Gore and Bush, like Clinton, understand it's political suicide not to
actively court black and Latino voters in the major electoral states.
This election Republicans and Democrats pumped millions of dollars into
ads in black and Latino newspapers and radio stations. The Republican
National Convention presented their version of a diversity showcase in
Pennsylvania in a naked attempt to convince blacks and Latinos that the
Republicans champion inclusion.
During the campaign Bush spent much of his time in California and
Michigan visiting black schools and churches and mugging for photo-ops
with Latino and black community leaders. In the Deep South states, long
thought safe for the Republicans, Bush had to wage a furious campaign
to
beat back the effort posed by the legions of black Democratic voters
and
officeholders to pry loose one or two of these states from him for the
Democrats.
For his part, Gore exhorted Latino and black ministers, athletes,
entertainers, and politicians to prime his campaign in the key
electoral
states.

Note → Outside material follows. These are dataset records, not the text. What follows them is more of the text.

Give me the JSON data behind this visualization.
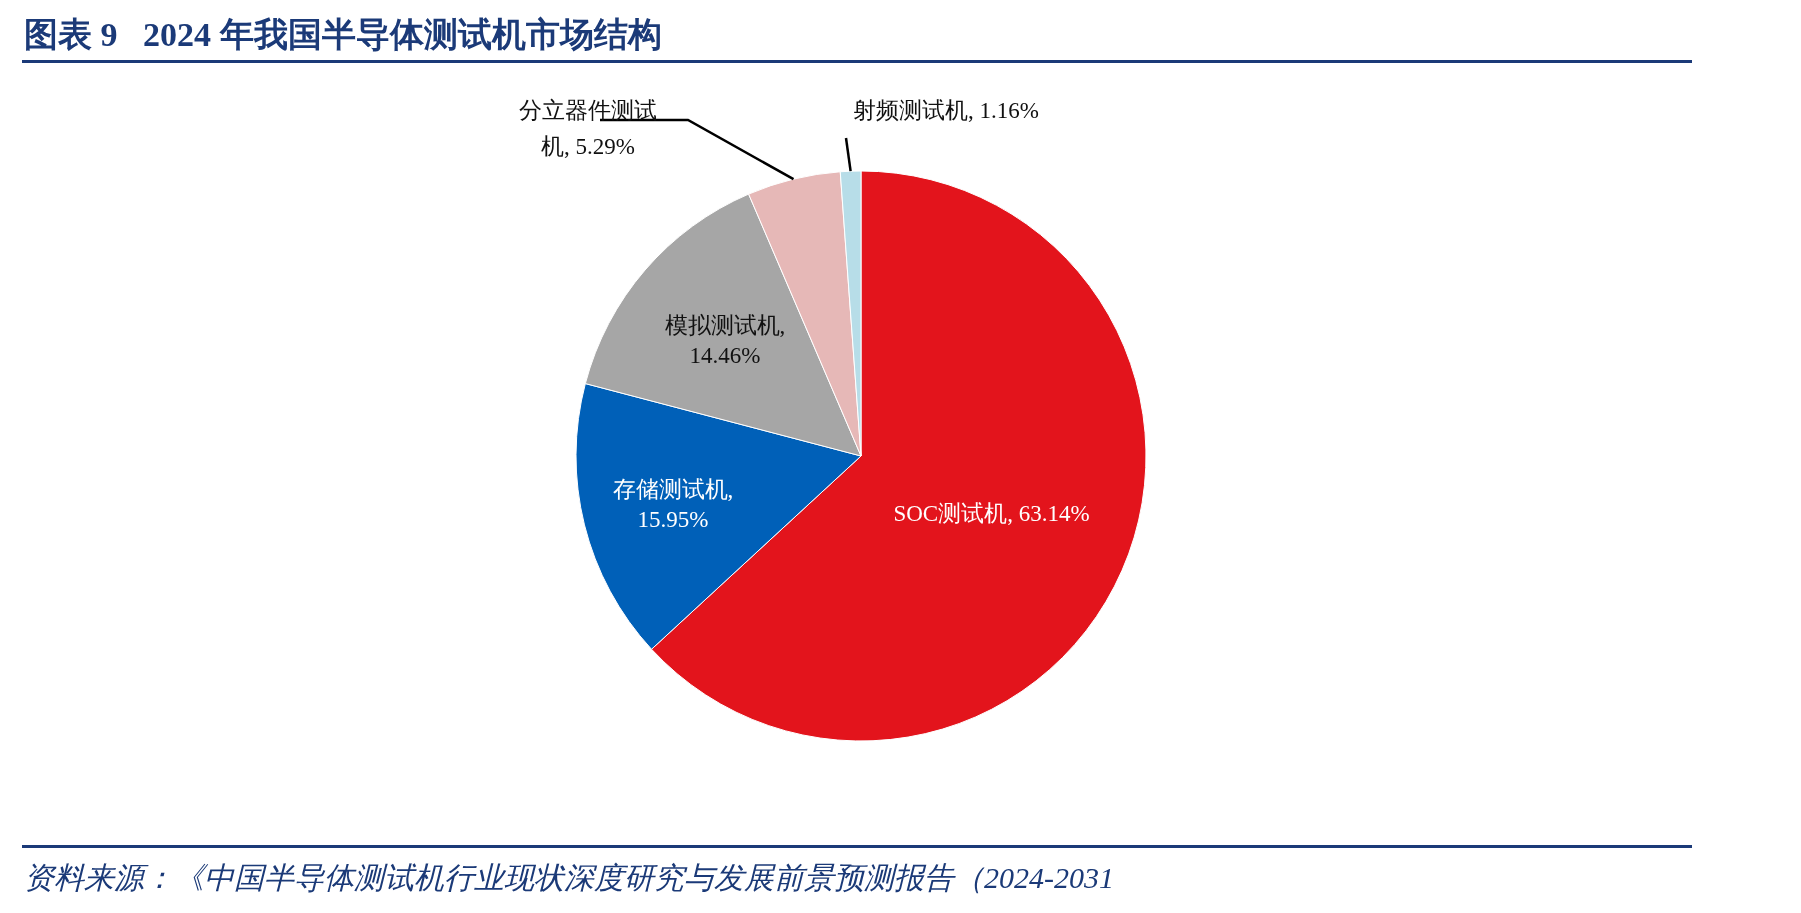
{
  "chart_data": {
    "type": "pie",
    "title": "图表 9   2024 年我国半导体测试机市场结构",
    "categories": [
      "SOC测试机",
      "存储测试机",
      "模拟测试机",
      "分立器件测试机",
      "射频测试机"
    ],
    "values": [
      63.14,
      15.95,
      14.46,
      5.29,
      1.16
    ],
    "colors": [
      "#e3141c",
      "#0060b8",
      "#a6a6a6",
      "#e6b8b7",
      "#b7dde8"
    ],
    "value_labels": [
      ", 63.14%",
      ", 15.95%",
      ", 14.46%",
      ", 5.29%",
      ", 1.16%"
    ],
    "annotations": [
      "资料来源：《中国半导体测试机行业现状深度研究与发展前景预测报告（2024-2031"
    ]
  }
}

He prevented a total Bush western blitz with his apparent
razor-thin win in New Mexico by courting the state's growing numbers of
Latino voters.
The importance of black and Latino votes in the must-win electoral
states
even blurred the lines between the parties on some social issues.
Gore pledged to end racial profiling, preserve affirmative action,
boost
health care for the uninsured, increase HIV/AIDS funding, back massive
aid to failing inner-city public schools, and make racially-diverse
appointments.
Bush soft-pedaled his opposition to affirmative action, and support of
school vouchers, talked about boosting education and health care
spending, promoting immigration reform, and making racially-diverse
appointments.
On the campaign trail he kept black Republicans Colin Powell, J.C.
Watts
and Condoleeza Rice virtually welded to his hip.
In 2004 the states will be reapportioned on the basis of 2000 Census
population estimates.
California, New York, and Florida, with large and growing black and
Latino populations, and the handful of other states that the Democrats
bank on, will figure even bigger in their campaign plans. In the Deep
South states that Bush won the number of black and Latino voters will
also continue to rise.
And those votes will translate into more electoral votes. Democrats and
Republicans will be forced to aggressively court, woo, and stroke black
and Latino voters, and publicly support policy initiatives that benefit
their communities. Thank the electoral college for that.